Наряженные дворовые, медведи, турки, трактирщики, барыни, страшные и
смешные, принеся с собою холод и веселье, сначала робко жались в передней;
потом, прячась один за другого, вытеснялись в залу; и сначала застенчиво, а
потом все веселее и дружнее начались песни, пляски, хоровые и святочные
игры. Графиня, узнав лица и посмеявшись на наряженных, ушла в гостиную. Граф
Илья Андреич с сияющей улыбкой сидел в зале, одобряя играющих. Молодежь
исчезла куда-то.
Через полчаса в зале между другими ряжеными появилась еще старая барыня
в фижмах -- это был Николай. Турчанка был Петя. Паяс -- это был Диммлер,
гусар -- Наташа и черкес -- Соня, с нарисованными пробочными усами и
бровями.
После снисходительного удивления, неузнавания и похвал со стороны не
наряженных, молодые люди нашли, что костюмы так хороши, что надо было их
показать еще кому-нибудь.
Николай, которому хотелось по отличной дороге прокатить всех на своей
тройке, предложил, взяв с собой из дворовых человек десять наряженных, ехать
к дядюшке.
-- Нет, ну что вы его, старика, расстроите! -- сказала графиня, -- да и
негде повернуться у него. Уж ехать, так к Мелюковым.
Мелюкова была вдова с детьми разнообразного возраста, также с
гувернантками и гувернерами, жившая в четырех верстах от Ростовых.
-- Вот, ma chère, умно, -- подхватил расшевелившийся старый граф. --
Давай сейчас наряжусь и поеду с вами. Уж я Пашету расшевелю.
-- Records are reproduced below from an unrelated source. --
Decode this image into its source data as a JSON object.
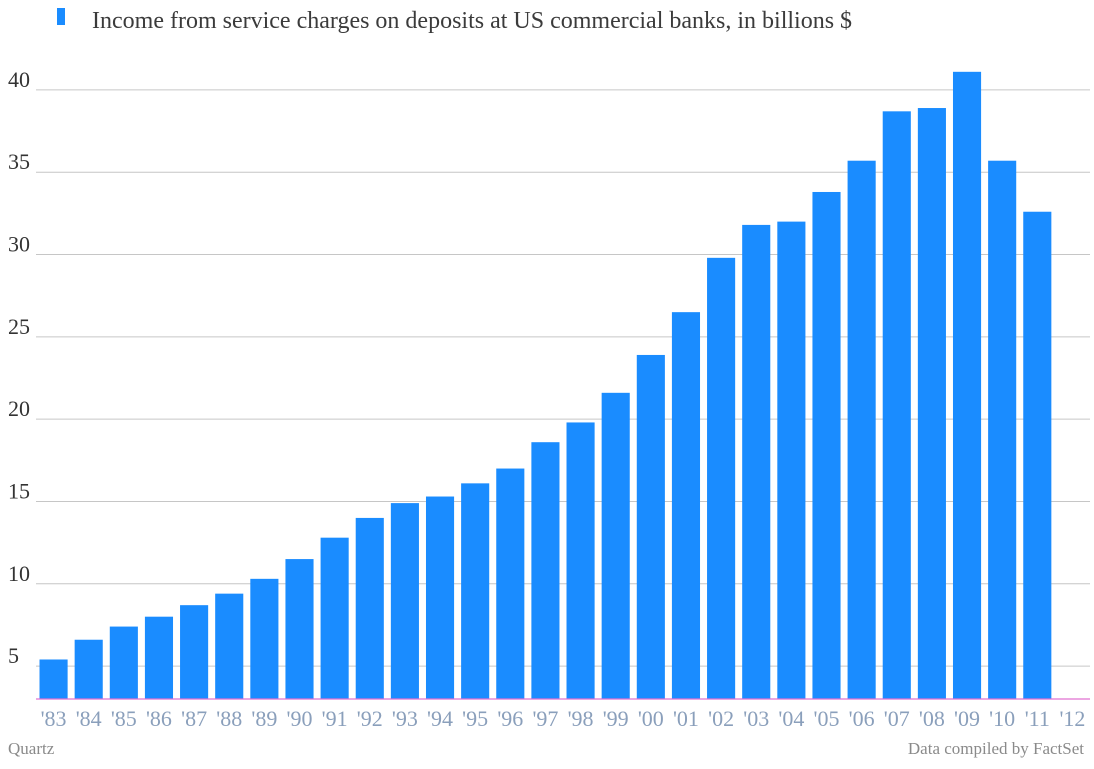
{
  "chart_data": {
    "type": "bar",
    "legend": "Income from service charges on deposits at US commercial banks, in billions $",
    "legend_position": "top-left",
    "categories": [
      "'83",
      "'84",
      "'85",
      "'86",
      "'87",
      "'88",
      "'89",
      "'90",
      "'91",
      "'92",
      "'93",
      "'94",
      "'95",
      "'96",
      "'97",
      "'98",
      "'99",
      "'00",
      "'01",
      "'02",
      "'03",
      "'04",
      "'05",
      "'06",
      "'07",
      "'08",
      "'09",
      "'10",
      "'11",
      "'12"
    ],
    "series": [
      {
        "name": "Income from service charges on deposits at US commercial banks, in billions $",
        "color": "#1a8cff",
        "values": [
          5.4,
          6.6,
          7.4,
          8.0,
          8.7,
          9.4,
          10.3,
          11.5,
          12.8,
          14.0,
          14.9,
          15.3,
          16.1,
          17.0,
          18.6,
          19.8,
          21.6,
          23.9,
          26.5,
          29.8,
          31.8,
          32.0,
          33.8,
          35.7,
          38.7,
          38.9,
          41.1,
          35.7,
          32.6,
          null
        ]
      }
    ],
    "y_ticks": [
      "5",
      "10",
      "15",
      "20",
      "25",
      "30",
      "35",
      "40"
    ],
    "y_tick_values": [
      5,
      10,
      15,
      20,
      25,
      30,
      35,
      40
    ],
    "ylim": [
      3,
      42
    ],
    "grid": true,
    "baseline_color": "#e070d0"
  },
  "footer": {
    "left": "Quartz",
    "right": "Data compiled by FactSet"
  }
}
Но графиня не согласилась отпустить графа: у него все эти дни болела
нога. Решили, что Илье Андреевичу ехать нельзя, а что ежели Луиза Ивановна
(m-me Schoss) поедет, то барышням можно ехать к Мелюковой. Соня, всегда
робкая и застенчивая, настоятельнее всех стала упрашивать Луизу Ивановну не
отказать им.
Наряд Сони был лучше всех. Ее усы и брови необыкновенно шли к ней. Все
говорили ей, что она очень хороша, и она находилась в несвойственном ей
оживленно-энергическом настроении. Какой-то внутренний голос говорил ей, что
нынче или никогда решится ее судьба, и она в своем мужском платье казалась
совсем другим человеком. Луиза Ивановна согласилась, и через полчаса четыре
тройки с колокольчиками и бубенчиками, визжа и свистя подрезами по морозному
снегу, подъехали к крыльцу.
Наташа первая дала тон святочного веселья, и это веселье, отражаясь от
одного к другому, все более и более усиливалось и дошло до высшей степени в
то время, когда все вышли на мороз, и переговариваясь, перекликаясь, смеясь
и крича, расселись в сани.
Две тройки были разгонные, третья тройка старого графа с орловским
рысаком в корню; четвертая собственная Николая с его низеньким, вороным,
косматым коренником. Николай в своем старушечьем наряде, на который он надел
гусарский, подпоясанный плащ, стоял в середине своих саней, подобрав вожжи.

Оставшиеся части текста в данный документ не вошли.